All the earlier schemes like S4A, SDR, CDR, JLF, etc, stand withdrawn with immediate effect. Banks need to make appropriate disclosures in their financial statements, under ‘Notes on Accounts’, relating to resolution plans implemented.
“We are very positive on the new rules introduced by the RBI. Although there could be near-term impact on earnings. It would lead to faster recognition of bad loans but you could argue that valuation multiple should expand a bit now,” he said.
Gunwani further added that extreme cycles of NPL that we use to see should reduce now because the resolution will become faster, lending becomes more transparent. If one banking is making one company an NPA then other banks have to also do it.
Commenting on the results, the effect of strong global growth is playing out. Generally, results have surprised on the upside. We are overweight ion the cyclical basket compared to the defensive basket.

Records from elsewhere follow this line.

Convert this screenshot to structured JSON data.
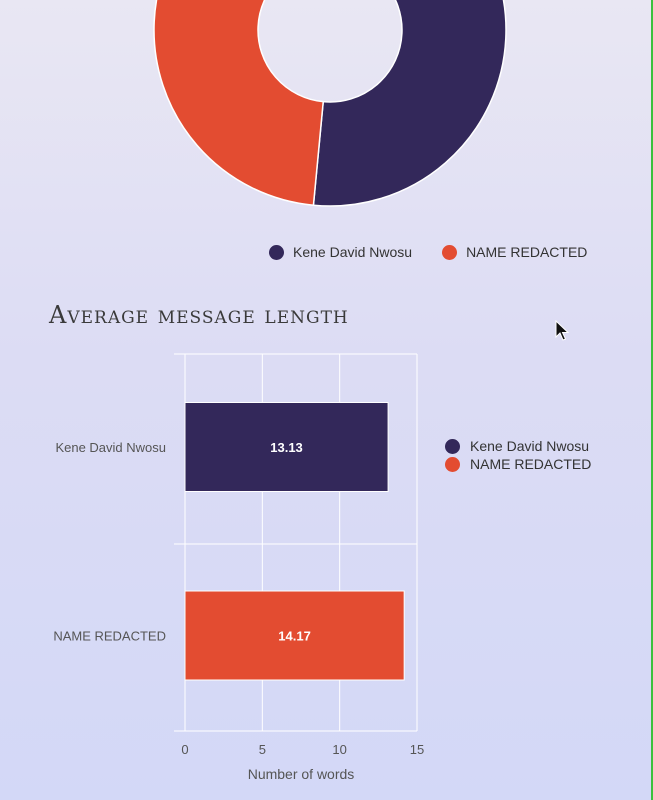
{
  "donut": {
    "chart_data": {
      "type": "pie",
      "labels": [
        "Kene David Nwosu",
        "NAME REDACTED"
      ],
      "values": [
        51.5,
        48.5
      ]
    }
  },
  "section_title": "Average message length",
  "chart_data": {
    "type": "bar",
    "orientation": "horizontal",
    "categories": [
      "Kene David Nwosu",
      "NAME REDACTED"
    ],
    "values": [
      13.13,
      14.17
    ],
    "data_labels": [
      "13.13",
      "14.17"
    ],
    "xlabel": "Number of words",
    "ylabel": "",
    "xlim": [
      0,
      15
    ],
    "xticks": [
      "0",
      "5",
      "10",
      "15"
    ],
    "grid": true,
    "legend": "right"
  },
  "legend": [
    {
      "name": "Kene David Nwosu",
      "color": "#33285a"
    },
    {
      "name": "NAME REDACTED",
      "color": "#e34c31"
    }
  ],
  "colors": {
    "series_1": "#33285a",
    "series_2": "#e34c31"
  },
  "icons": {
    "cursor": "mouse-pointer-icon"
  }
}
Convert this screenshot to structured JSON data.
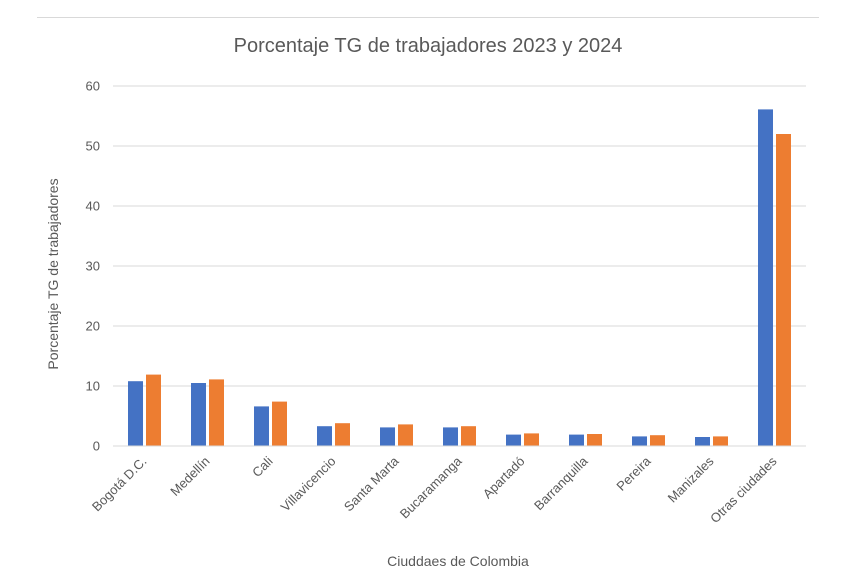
{
  "chart_data": {
    "type": "bar",
    "title": "Porcentaje TG de trabajadores 2023 y 2024",
    "xlabel": "Ciuddaes de Colombia",
    "ylabel": "Porcentaje TG de trabajadores",
    "ylim": [
      0,
      60
    ],
    "yticks": [
      "0",
      "10",
      "20",
      "30",
      "40",
      "50",
      "60"
    ],
    "grid": true,
    "categories": [
      "Bogotá D.C.",
      "Medellín",
      "Cali",
      "Villavicencio",
      "Santa Marta",
      "Bucaramanga",
      "Apartadó",
      "Barranquilla",
      "Pereira",
      "Manizales",
      "Otras ciudades"
    ],
    "series": [
      {
        "color": "#4472C4",
        "values": [
          10.8,
          10.5,
          6.6,
          3.3,
          3.1,
          3.1,
          1.9,
          1.9,
          1.6,
          1.5,
          56.1
        ]
      },
      {
        "color": "#ED7D31",
        "values": [
          11.9,
          11.1,
          7.4,
          3.8,
          3.6,
          3.3,
          2.1,
          2.0,
          1.8,
          1.6,
          52.0
        ]
      }
    ]
  }
}
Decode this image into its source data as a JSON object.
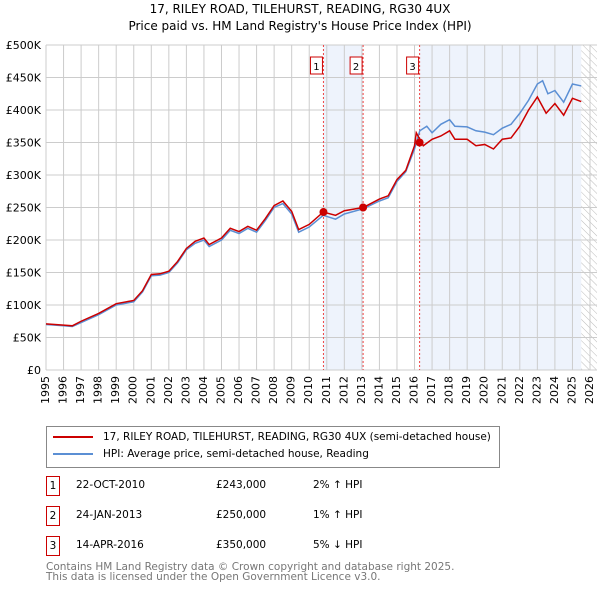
{
  "chart_data": {
    "type": "line",
    "title": "17, RILEY ROAD, TILEHURST, READING, RG30 4UX",
    "subtitle": "Price paid vs. HM Land Registry's House Price Index (HPI)",
    "xlim": [
      1995,
      2026
    ],
    "ylim": [
      0,
      500000
    ],
    "x_ticks": [
      "1995",
      "1996",
      "1997",
      "1998",
      "1999",
      "2000",
      "2001",
      "2002",
      "2003",
      "2004",
      "2005",
      "2006",
      "2007",
      "2008",
      "2009",
      "2010",
      "2011",
      "2012",
      "2013",
      "2014",
      "2015",
      "2016",
      "2017",
      "2018",
      "2019",
      "2020",
      "2021",
      "2022",
      "2023",
      "2024",
      "2025",
      "2026"
    ],
    "y_ticks": [
      "£0",
      "£50K",
      "£100K",
      "£150K",
      "£200K",
      "£250K",
      "£300K",
      "£350K",
      "£400K",
      "£450K",
      "£500K"
    ],
    "grid": true,
    "series": [
      {
        "name": "17, RILEY ROAD, TILEHURST, READING, RG30 4UX (semi-detached house)",
        "color": "#cc0000",
        "x": [
          1995,
          1996,
          1996.5,
          1997,
          1998,
          1999,
          2000,
          2000.5,
          2001,
          2001.5,
          2002,
          2002.5,
          2003,
          2003.5,
          2004,
          2004.3,
          2005,
          2005.5,
          2006,
          2006.5,
          2007,
          2007.5,
          2008,
          2008.5,
          2009,
          2009.4,
          2010,
          2010.8,
          2011.5,
          2012,
          2013.07,
          2014,
          2014.5,
          2015,
          2015.5,
          2016,
          2016.1,
          2016.5,
          2017,
          2017.5,
          2018,
          2018.3,
          2019,
          2019.5,
          2020,
          2020.5,
          2021,
          2021.5,
          2022,
          2022.5,
          2023,
          2023.5,
          2024,
          2024.5,
          2025,
          2025.5
        ],
        "values": [
          71000,
          69000,
          68000,
          75000,
          87000,
          102000,
          107000,
          122000,
          147000,
          148000,
          152000,
          167000,
          187000,
          198000,
          203000,
          193000,
          203000,
          218000,
          213000,
          221000,
          215000,
          233000,
          253000,
          260000,
          244000,
          216000,
          224000,
          243000,
          238000,
          245000,
          250000,
          263000,
          268000,
          293000,
          307000,
          345000,
          365000,
          345000,
          355000,
          360000,
          368000,
          355000,
          355000,
          345000,
          347000,
          340000,
          355000,
          357000,
          375000,
          400000,
          420000,
          395000,
          410000,
          392000,
          418000,
          413000
        ]
      },
      {
        "name": "HPI: Average price, semi-detached house, Reading",
        "color": "#5b8fd4",
        "x": [
          1995,
          1996,
          1996.5,
          1997,
          1998,
          1999,
          2000,
          2000.5,
          2001,
          2001.5,
          2002,
          2002.5,
          2003,
          2003.5,
          2004,
          2004.3,
          2005,
          2005.5,
          2006,
          2006.5,
          2007,
          2007.5,
          2008,
          2008.5,
          2009,
          2009.4,
          2010,
          2010.8,
          2011.5,
          2012,
          2013.07,
          2014,
          2014.5,
          2015,
          2015.5,
          2016,
          2016.3,
          2016.7,
          2017,
          2017.5,
          2018,
          2018.3,
          2019,
          2019.5,
          2020,
          2020.5,
          2021,
          2021.5,
          2022,
          2022.5,
          2023,
          2023.3,
          2023.6,
          2024,
          2024.5,
          2025,
          2025.5
        ],
        "values": [
          70000,
          68000,
          67000,
          73000,
          85000,
          100000,
          105000,
          120000,
          145000,
          146000,
          150000,
          165000,
          185000,
          195000,
          200000,
          190000,
          200000,
          215000,
          210000,
          218000,
          212000,
          230000,
          250000,
          256000,
          240000,
          212000,
          220000,
          238000,
          232000,
          240000,
          248000,
          260000,
          265000,
          290000,
          305000,
          340000,
          368000,
          375000,
          365000,
          378000,
          385000,
          375000,
          374000,
          368000,
          366000,
          362000,
          372000,
          378000,
          395000,
          415000,
          440000,
          445000,
          425000,
          430000,
          412000,
          440000,
          437000
        ]
      }
    ],
    "transactions": [
      {
        "id": "1",
        "date": "22-OCT-2010",
        "x": 2010.81,
        "price": "£243,000",
        "value": 243000,
        "hpi": "2% ↑ HPI"
      },
      {
        "id": "2",
        "date": "24-JAN-2013",
        "x": 2013.07,
        "price": "£250,000",
        "value": 250000,
        "hpi": "1% ↑ HPI"
      },
      {
        "id": "3",
        "date": "14-APR-2016",
        "x": 2016.29,
        "price": "£350,000",
        "value": 350000,
        "hpi": "5% ↓ HPI"
      }
    ],
    "forecast_start": 2025.5,
    "legend_position": "bottom"
  },
  "footer": {
    "line1": "Contains HM Land Registry data © Crown copyright and database right 2025.",
    "line2": "This data is licensed under the Open Government Licence v3.0."
  }
}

“From 3-5 years perspective, double-digit gains should be on the cards. There are more pockets of value in largecaps but typically from a bottom-up basis there is some value in midcaps,” he said.
Commenting on the LTCG tax imposed in the budget, Gunwani said there is a bit of confusion because the grandfathering Claus is not very easy to understand. I would be surprised if the effect lingers on till March 31.
If the markets crosses the January 31st level by a big margin, it will act as a bit of a headwind and we could see some bit of profit booking. We are trading in a balanced market and traders should remain invested for the next 2-3 years.